Female warriors who were described in one of the most famous Ancient Greek legends had real-life prototypes, some researchers suppose. According to sources, so-called Amazon women lived in the Caucasus Mountains, where Armenia is located now.
Archaeologists have discovered the remains of an “Amazon-like” warrior who died from a battle wound during the Iron Age 2,500 years ago, the Daily Mail reports. The skeleton of the female warrior was unearthed in the Bover I necropolis, located in the Armenian Highlands. The woman “died in a battle” in her 20s, researchers from the National Academy of Sciences of the Republic of Armenia led by Anahit Khudaverdyan suggested, pointing to her scars, including on her pelvic bone.
Before meeting her demise, she apparently led the life of a warrior as she had been wounded by a “long-range” arrow shot before. The archaeologists concluded this because her left thighbone showed signs of healing from such an injury.
Her bones suggest that she was also a skilful horse rider and an archer – a “professional warrior”, as the researchers’ paper describes her.
At the same time, the young woman was “high status”, as a “rich inventory of goods” was found in her grave.

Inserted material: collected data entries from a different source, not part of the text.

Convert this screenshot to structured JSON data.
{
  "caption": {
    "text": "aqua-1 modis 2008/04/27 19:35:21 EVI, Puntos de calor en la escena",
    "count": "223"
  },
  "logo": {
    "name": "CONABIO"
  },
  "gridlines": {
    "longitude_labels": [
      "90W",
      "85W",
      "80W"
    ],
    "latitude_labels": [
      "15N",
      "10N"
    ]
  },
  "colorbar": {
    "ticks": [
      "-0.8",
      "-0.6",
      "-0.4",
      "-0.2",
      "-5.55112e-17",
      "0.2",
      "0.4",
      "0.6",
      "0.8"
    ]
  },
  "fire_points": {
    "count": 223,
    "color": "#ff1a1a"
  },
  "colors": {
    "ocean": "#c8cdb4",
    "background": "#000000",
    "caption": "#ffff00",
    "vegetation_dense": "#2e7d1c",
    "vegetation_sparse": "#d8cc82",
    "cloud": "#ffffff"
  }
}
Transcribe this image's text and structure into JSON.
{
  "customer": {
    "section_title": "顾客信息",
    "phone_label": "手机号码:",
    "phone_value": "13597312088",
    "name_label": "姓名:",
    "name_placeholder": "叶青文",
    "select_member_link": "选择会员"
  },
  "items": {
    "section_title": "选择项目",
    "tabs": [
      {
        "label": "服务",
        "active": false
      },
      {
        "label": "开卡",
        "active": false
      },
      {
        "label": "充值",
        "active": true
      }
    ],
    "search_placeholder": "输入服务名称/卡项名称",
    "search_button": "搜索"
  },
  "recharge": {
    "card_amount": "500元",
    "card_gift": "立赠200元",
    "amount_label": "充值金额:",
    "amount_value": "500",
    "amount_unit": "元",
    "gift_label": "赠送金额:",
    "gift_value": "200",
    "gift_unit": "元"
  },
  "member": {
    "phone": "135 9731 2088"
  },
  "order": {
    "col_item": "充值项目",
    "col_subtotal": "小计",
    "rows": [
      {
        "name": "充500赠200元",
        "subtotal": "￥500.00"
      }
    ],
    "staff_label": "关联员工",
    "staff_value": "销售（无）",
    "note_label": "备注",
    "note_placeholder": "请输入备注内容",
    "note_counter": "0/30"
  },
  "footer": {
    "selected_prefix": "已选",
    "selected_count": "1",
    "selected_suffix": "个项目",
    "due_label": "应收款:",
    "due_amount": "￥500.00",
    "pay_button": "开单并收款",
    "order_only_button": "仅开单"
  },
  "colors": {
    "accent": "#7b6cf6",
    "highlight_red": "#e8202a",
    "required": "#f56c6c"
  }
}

The list of artefacts includes jewellery. Apart from her relatively petite size, as her height was approximately 1.65 metres, the woman, who lived in the sixth and eighth centuries BC, falls under the description of an Amazon – fearless female warriors known from Ancient Greek legend. As some sources from that period suggest, it was not all pure fantasy, as such women existed in the Caucasus region.